A empresa Colchões Toraflex, que paga ¾ do salário mínimo a cerca de dez presos da Penitenciária Professor Jason Soares de Albergaria, no município de São Joaquim de Bicas, também na RMBH, é outra parceira. O dono empresa, Márcio Eustáquio da Silva relata sua experiência. ?Resolvi ajudar no processo de ressocialização de detentos. Quase 10% dos meus funcionários são presos. Quatro deles, depois que se desvincularam do sistema, foram contratados. Os funcionários nessa condição apresentam um rendimento bem superior aos outros trabalhadores, mostrando-se mais responsáveis e aplicados?, conta.
Benefícios
Todos os presos que trabalham são beneficiados com a remissão de pena, ou seja, a cada três dias trabalhados, menos um no cumprimento da pena. Além disso, é necessário que haja autorização judicial. Quanto ao valor recebido, mínimo de 75% do salário, metade é entregue ao preso e a outra metade é dividida da seguinte forma: 25% para o pecúlio (conta em banco resgatada após o desligamento do sistema), e 25% para o Estado, como forma de ressarcimento.
Ensino e Profissionalização
Graças à modernização e expansão do sistema, dezenas de oficinas foram implantadas nas unidades prisionais, proporcionando aos detentos cursos profissionalizantes. É uma interface criada pela Superintendência de Atendimento ao Preso (Sape) para aliar teoria e prática. A diretora de Ensino e Profissionalização da Suapi, Sandra Regina Lopo, ressalta que os cursos contribuem para o desenvolvimento e a promoção social, por meio da formação e da qualificação profissional. ?O ensino e o trabalho devem andar sempre juntos, porque é necessário ter uma bagagem mínima para atuar depois. A Diretoria de Trabalho e Produção fecha a parceria e nós propomos o curso, com posterior certificação. Dessa forma, gerentes de produção e pedagogos das unidades prisionais atuam conjuntamente e de maneira alinhada?, disse.

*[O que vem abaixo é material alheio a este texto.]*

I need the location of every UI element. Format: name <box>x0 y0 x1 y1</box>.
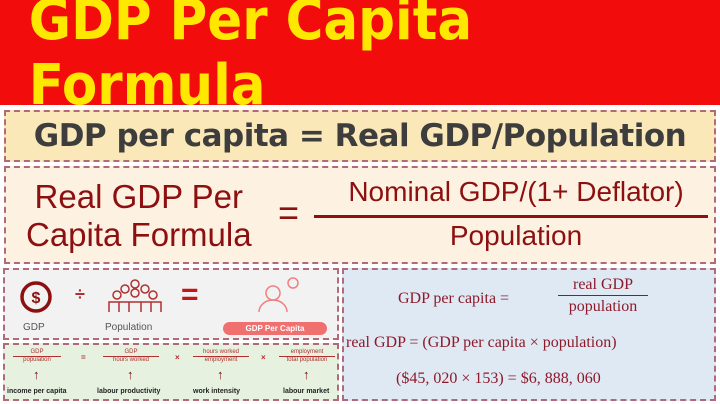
fraction-labour-market: employment total population <box>279 349 335 363</box>
gdp-label: GDP <box>23 322 45 333</box>
fraction-income: GDP population <box>13 349 61 363</box>
arrow-up-icon: ↑ <box>303 367 310 382</box>
op-equals: = <box>81 353 86 362</box>
op-times: × <box>261 353 266 362</box>
basic-formula-box: GDP per capita = Real GDP/Population <box>4 110 716 162</box>
real-formula-box: Real GDP Per Capita Formula = Nominal GDP… <box>4 166 716 264</box>
numerator: Nominal GDP/(1+ Deflator) <box>348 176 684 207</box>
divide-sign: ÷ <box>75 284 85 304</box>
gdp-per-capita-pill: GDP Per Capita <box>223 322 327 335</box>
example-calculation: ($45, 020 × 153) = $6, 888, 060 <box>396 370 601 387</box>
title-banner: GDP Per Capita Formula <box>0 0 720 118</box>
label-work-intensity: work intensity <box>193 388 241 395</box>
example-box: GDP per capita = real GDP population rea… <box>342 268 716 401</box>
example-real-gdp: real GDP = (GDP per capita × population) <box>346 334 617 351</box>
equals-sign: = <box>181 278 199 311</box>
denominator: Population <box>449 220 583 251</box>
person-coin-icon <box>258 277 299 313</box>
population-label: Population <box>105 322 153 333</box>
dollar-coin-icon: $ <box>20 281 52 313</box>
fraction-productivity: GDP hours worked <box>103 349 159 363</box>
arrow-up-icon: ↑ <box>33 367 40 382</box>
fraction-intensity: hours worked employment <box>193 349 249 363</box>
icon-formula-box: $ GDP ÷ Population = GDP Per Capita <box>3 268 339 340</box>
example-lhs: GDP per capita = <box>398 290 510 307</box>
arrow-up-icon: ↑ <box>127 367 134 382</box>
population-crowd-icon <box>108 279 162 312</box>
label-income-per-capita: income per capita <box>7 388 67 395</box>
fraction-bar <box>314 215 708 218</box>
lhs-line2: Capita Formula <box>26 216 252 253</box>
decomposition-box: GDP population = GDP hours worked × hours … <box>3 343 339 401</box>
basic-formula: GDP per capita = Real GDP/Population <box>33 118 687 154</box>
svg-text:$: $ <box>32 290 41 307</box>
label-labour-market: labour market <box>283 388 330 395</box>
label-labour-productivity: labour productivity <box>97 388 161 395</box>
example-numerator: real GDP <box>558 276 648 296</box>
lhs-line1: Real GDP Per <box>34 178 244 215</box>
page-title: GDP Per Capita Formula <box>28 0 473 118</box>
real-formula-lhs: Real GDP Per Capita Formula <box>26 178 252 254</box>
arrow-up-icon: ↑ <box>217 367 224 382</box>
equals-sign: = <box>278 192 300 233</box>
op-times: × <box>175 353 180 362</box>
example-denominator: population <box>568 298 638 315</box>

O Serviço Nacional de Aprendizagem Rural (Senar) renovou convênio com a Diretoria, beneficiando 16 unidades prisionais em todo o Estado com cursos de agricultura, agropecuária, cultivo de grãos e plantas, fruticultura, olericultura, floricultura e plantas ornamentais, entre outros. Para o segundo semestre deste ano, está previsto o oferecimento de cursos de mecânica, marcenaria, tornearia, serralheria, costura completa, costura overlock e reta, padaria, pré-moldados e concretos, dessa vez contemplando presos de 47 de unidades.